| La couleur du silence
 Lecture de tableaux de "Marie Madeleine" 
                      de Georges de La Tour
 
 A regarder en arrière de l’écriture 
                      je me rends compte d’une chose, c’est de l’instabilité 
                      du mouvement. Il y a les textes de surface, ceux plus médians 
                      et d’autres au ras de l’os. L’humeur de 
                      l’écriture navigue entre ses trois niveaux, 
                      ces trois élocutions. Plus on perd en lumière 
                      plus on gagne en intensité. 
 La peau, la chair et le sang, l’os.
  L’évidence 
                      est dans les « Marie Madeleine » de Georges 
                      de La Tour. Trois tableaux. Pas trois essais. Trois niveaux 
                      d’écriture. Trois temps du temps. Trois temps 
                      de l’arrachement.
 Je regarde. Fasciné. Avec cette émotion confuse, 
                      envahissante. Brûlante. Ce n’est plus une peinture, 
                      c’est un chant. Dans cette avancée dans le 
                      noir, dans le silence de la couleur il y a un mystère. 

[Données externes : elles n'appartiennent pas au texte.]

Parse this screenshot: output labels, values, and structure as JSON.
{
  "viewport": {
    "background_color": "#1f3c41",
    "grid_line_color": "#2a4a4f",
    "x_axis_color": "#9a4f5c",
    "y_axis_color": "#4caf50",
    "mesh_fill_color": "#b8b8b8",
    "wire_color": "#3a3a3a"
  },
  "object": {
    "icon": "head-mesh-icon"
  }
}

                      On touche là, l’os du peintre. L’épure 
                      du mouvement. Il y a une progression. Au premier tableau, Marie Madeleine 
                      se trouve au tout premier instant de sa révélation, 
                      elle a encore ses vêtements de fille de plaisir. Elle 
                      vient d’arracher ses bijoux. Elle est en marche vers 
                      l’inconnu de la foi. L’expérience intérieure. Elle appelle le noir, et le peintre lui répond. 
                      Lui aussi se met à genoux pour peindre le silence. 

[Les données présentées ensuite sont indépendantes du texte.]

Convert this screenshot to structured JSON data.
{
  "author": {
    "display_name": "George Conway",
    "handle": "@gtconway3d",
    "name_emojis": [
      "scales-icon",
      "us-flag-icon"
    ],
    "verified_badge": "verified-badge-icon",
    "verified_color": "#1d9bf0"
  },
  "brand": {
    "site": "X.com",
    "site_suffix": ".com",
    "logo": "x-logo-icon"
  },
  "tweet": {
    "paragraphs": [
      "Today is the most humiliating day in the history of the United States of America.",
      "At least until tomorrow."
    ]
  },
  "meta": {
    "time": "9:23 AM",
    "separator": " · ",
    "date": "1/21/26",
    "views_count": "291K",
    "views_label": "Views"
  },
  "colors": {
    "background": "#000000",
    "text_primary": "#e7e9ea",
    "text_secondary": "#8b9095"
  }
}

                      Il s’applique à cette lumière. Invente 
                      des lieux de regard qui n’existaient pas. Il invente 
                      un pays de recueillement. Il s’applique dans ce noir 
                      qui n’a rien de tragique. La lumière n’est 
                      qu’un reflet. Même la bougie disparaît. 
                      Traversée. Perforation. Envoûtement. Il s’applique 
                      à inventer la lumière de l’amour. Avec 
                      le silence qui va avec. Il nous met a distance, pour nous 
                      prévenir. Pour protéger Marie Madeleine aussi. 
                      Elle est plus nue, qu’elle ne l’a jamais été. 
                      Elle touche le dénuement de la foi. Eteindre le monde 
                      bruyant, sauvage. Eteindre la lumière des agitations 
                      vaines. Attendre. Aller au bout du désespoir. Ne 
                      plus rien espérer. User ses humeurs. Qu’il 
                      ne reste rien. Que la voix du silence. Oum Kalsoun. Déchirement 
                      du ciel. Mahler. Eteindre chaque mot de la langue, un par 
                      un.  Au premier tableau, Marie Madeleine vient de faire le saut. 
                      Après elle apprend dans la douleur sacrée 
                      à consentir. C’est l’histoire du vol 
                      ébloui. La chute dans la lumière obscure. 
                      Saint Jean de la Croix. Les expériences artistiques 
                      qui n’auraient pas de versants spirituels n’auraient 
                      aucun intérêt. Et par ailleurs cela n’implique 
                      aucunement l’existence d’un quelconque dieu. 
                      Avant il existait la peinture, Goya invente le peintre. 
                      Il lui fallait un pays à ce peintre, de La Tour l’imagine. 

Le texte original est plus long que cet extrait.